Let’s Turnip the Fun
Nevertheless, in the spirit of second chances, I chose Winter Minestrone on page 38 of “Sunset’s Homemade Soups” (1985). The authors explained that minestrone means “big soup” in Italian, so it would surely be filling. Plus, it called for a turnip, I can’t recall the last time I bought a turnip and that sure sounded fun. (Do I need to get out more?)
As usual, I made substitutions based on pantry supplies – orzo instead of mini shell pasta and chard rather than kale because the stuff is going bananas in the garden and I think any minute now it will envelop the whole house if we don’t get cracking on it.
That all worked well, although the orzo might have been too rice-like and starchy. But my husband was happy. “It’s good. It tastes like your soup. You know, soup that’s almost stew.”
It’s true. My soups are meal-like. I always reach for the fat onion, the chunkiest potato. And in this instance, the orzo probably thickened the works.
But it’s the other part. “It tastes like your soup.” How did that happen? It was a new recipe to me, yet I also admit I thought it tasted a lot like my mother’s soup, which I bet she learned from her father, who made the diner soups so long ago. The circle of soup, ala The Lion King? Epigenetic soup embedded in my DNA? Honest, I don’t spit in it.
Memory Soup?
Whatever it is, I imagine many of you know this experience. You bite into something, and your olfactory memories kick in and off you go. It makes up for the times things fall short, like a certain thumb print cookie recipe I keep trying to replicate.
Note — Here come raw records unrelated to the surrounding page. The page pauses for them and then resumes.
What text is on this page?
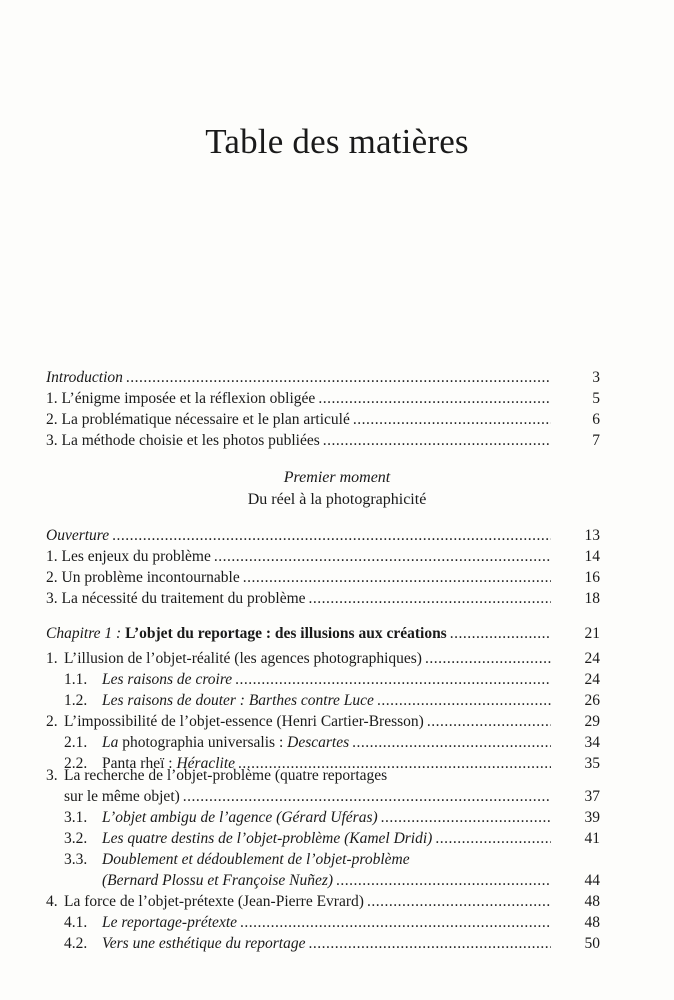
Table des matières
Introduction .....	3
1. L’énigme imposée et la réflexion obligée .....	5
2. La problématique nécessaire et le plan articulé .....	6
3. La méthode choisie et les photos publiées .....	7
Premier moment
Du réel à la photographicité
Ouverture .....	13
1. Les enjeux du problème .....	14
2. Un problème incontournable .....	16
3. La nécessité du traitement du problème .....	18
Chapitre 1 :
L’objet du reportage : des illusions aux créations .....	21
1. L’illusion de l’objet-réalité (les agences photographiques) .....	24
1.1. Les raisons de croire .....	24
1.2. Les raisons de douter : Barthes contre Luce .....	26
2. L’impossibilité de l’objet-essence (Henri Cartier-Bresson) .....	29
2.1. La photographia universalis : Descartes .....	34
2.2. Panta rheï : Héraclite .....	35
3. La recherche de l’objet-problème (quatre reportages
sur le même objet) .....	37
3.1. L’objet ambigu de l’agence (Gérard Uféras) .....	39
3.2. Les quatre destins de l’objet-problème (Kamel Dridi) .....	41
3.3. Doublement et dédoublement de l’objet-problème
(Bernard Plossu et Françoise Nuñez) .....	44
4. La force de l’objet-prétexte (Jean-Pierre Evrard) .....	48
4.1. Le reportage-prétexte .....	48
4.2. Vers une esthétique du reportage .....	50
But when it hits, you know. You connect with the most important ingredient of the recipe, the one that was never written down, that smidge of something that sticks in the memory and heart, or our rose-colored imaginations, but even that’s okay.
It’s comfort food. And who doesn’t need a little of that?
Cook’s Notes
Some people cook their pasta separately from the soup broth and add it in at the last to reduce starchiness, which might be a smart idea here.
Make again? Absolutely. The book also offers recipes for condiment soups to serve at a party with half a dozen toppings so everyone can customize. If you know, you know that is classic “Sunset Magazine” style. (And why I kept this cookbook.)
By the way, my husband has a sweet vinyl collection. Condiment soup and record spinning? Boomers, assemble!
I think “it tastes like your soup” is another way of saying “I love you.” The only soup my mom made regular was split pea, but she makes the most amazing chili!
I just love your writing, Dawn - it’s a lot like the soup you describe, full of interesting things from the crisper, some hearty turnips, and the fundamental goodness of celery and onion which starts nearly every soup I have ever made.